As finally designed, the women's residence center rose to six stories, the facade facing Rhees Library; four self-contained sections radiated in an impressive arc. On the first floor a foyer, flanked by offices, led into a corridor with spacious lounges on either side. At the north end, a dining room of four separate units had sliding screens which could be pushed back to form a large hall of 700 seating capacity. Five levels of living quarters accommodated about 630 students with double rooms four times as numerous as singles; each floor had two lounges and two kitchenettes. The top floor contained a glass-enclosed solarium and a deck for sun-bathing, while in the basement areas were reserved for games, typing, a snack bar, and a laundry. Small wonder that, undergraduates tagged the splendid edifice "The Habein-Hilton."
On Wednesday, September 2, 1953, ground-breaking ceremonies for the women's center were conducted on "Gibraltar," Dean Habein gingerly lifting the first shovelful of earth. Brief talks hailed the event as an important move in the direction of equality of collegiate opportunities for women, or, as de Kiewiet put it, of ending "something very much like discrimination," and Trustee Chairman Ball echoed that sentiment. Earlier it had been forecast that unification would be brought about in the autumn of 1954, but now it was revealed that it would come a year later; de Kiewiet chafed under delays caused by successive revisions in building designs and by strikes of workmen.
Some artisans who had been employed in the construction of the original River Campus buildings also worked on the new structures, but trucks had now wholly displaced horse-drawn carts and costs per cubic foot of floor space had climbed about three times.
While construction progressed, a committee on sites and traditions, chaired by Professor Carl K. Hersey, was instructed to prepare an inventory of names, memorials, traditions, and the like at Prince Street worthy of transfer to the River Campus, to recommend new sites for the memorials and wording for commemorative plaques.

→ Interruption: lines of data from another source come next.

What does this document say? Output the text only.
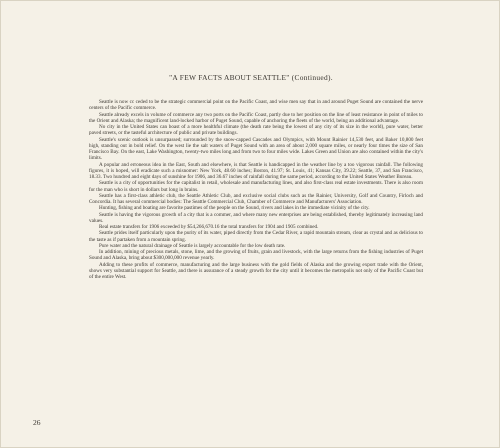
"A FEW FACTS ABOUT SEATTLE" (Continued).

Seattle is now cc ceded to be the strategic commercial point on the Pacific Coast, and wise men say that in and around Puget Sound are contained the nerve centers of the Pacific commerce.

Seattle already excels in volume of commerce any two ports on the Pacific Coast, partly due to her position on the line of least resistance in point of miles to the Orient and Alaska; the magnificent land-locked harbor of Puget Sound, capable of anchoring the fleets of the world, being an additional advantage.

No city in the United States can boast of a more healthful climate (the death rate being the lowest of any city of its size in the world), pure water, better paved streets, or the tasteful architecture of public and private buildings.

Seattle's scenic outlook is unsurpassed; surrounded by the snow-capped Cascades and Olympics, with Mount Rainier 14,530 feet, and Baker 10,800 feet high, standing out in bold relief. On the west lie the salt waters of Puget Sound with an area of about 2,000 square miles, or nearly four times the size of San Francisco Bay. On the east, Lake Washington, twenty-two miles long and from two to four miles wide. Lakes Green and Union are also contained within the city's limits.

A popular and erroneous idea in the East, South and elsewhere, is that Seattle is handicapped in the weather line by a too vigorous rainfall. The following figures, it is hoped, will eradicate such a misnomer: New York, 48.60 inches; Boston, 41.97; St. Louis, 41; Kansas City, 39.22; Seattle, 37, and San Francisco, 18.33. Two hundred and eight days of sunshine for 1906, and 36.67 inches of rainfall during the same period, according to the United States Weather Bureau.

Seattle is a city of opportunities for the capitalist in retail, wholesale and manufacturing lines, and also first-class real estate investments. There is also room for the man who is short in dollars but long in brains.

Seattle has a first-class athletic club, the Seattle Athletic Club, and exclusive social clubs such as the Rainier, University, Golf and Country, Firloch and Concordia. It has several commercial bodies: The Seattle Commercial Club, Chamber of Commerce and Manufacturers' Association.

Hunting, fishing and boating are favorite pastimes of the people on the Sound, rivers and lakes in the immediate vicinity of the city.

Seattle is having the vigorous growth of a city that is a commer, and where many new enterprises are being established, thereby legitimately increasing land values.

Real estate transfers for 1906 exceeded by $54,266,670.16 the total transfers for 1904 and 1905 combined.

Seattle prides itself particularly upon the purity of its water, piped directly from the Cedar River, a rapid mountain stream, clear as crystal and as delicious to the taste as if partaken from a mountain spring.

Pure water and the natural drainage of Seattle is largely accountable for the low death rate.

In addition, mining of precious metals, stone, lime, and the growing of fruits, grain and livestock, with the large returns from the fishing industries of Puget Sound and Alaska, bring about $300,000,000 revenue yearly.

Adding to these profits of commerce, manufacturing and the large business with the gold fields of Alaska and the growing export trade with the Orient, shows very substantial support for Seattle, and there is assurance of a steady growth for the city until it becomes the metropolis not only of the Pacific Coast but of the entire West.

26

For one reason and another the historic names of Anderson, Sibley, Reynolds, Carnegie, and Catharine Strong, affixed to Prince Street structures, were passed over. Though the women's residence center retained that nondescript, inelegant title, its four wings honored individuals who had pioneered in the education of women at the U. of R.: Lewis Henry Morgan, Susan B. Anthony, Emily Weed Hollister, and Mary T. L. Gannett. To the dining hall at the women's center was given the name of Edwine Danforth, another tireless promoter of higher education for women, who had served, for example, as the treasurer of the Anthony Memorial Fund of 1907 and for many years was a trusted friend and advisor of the College for Women.
Delayed by work stoppages, the women's residence hall was ready when class instruction commenced on October 3,1955. (Lack of housing had forced a two-week postponement in the opening of the school year.) Several months elapsed before the women's gymnasium and the men's dining center were fully finished. Approximately three-quarters of the women students--about 540 or nearly one hundred more than had been estimated a year before--took up residence in the dormitory. Rooms were tastefully furnished in blond maple furniture with bedspreads and curtains for the large windows in striking color harmonies; a lounge and eight bedrooms were set aside for use by commuting undergraduates. Management of the residence hall was entrusted to a director and four head residents, with five graduate students as assistants.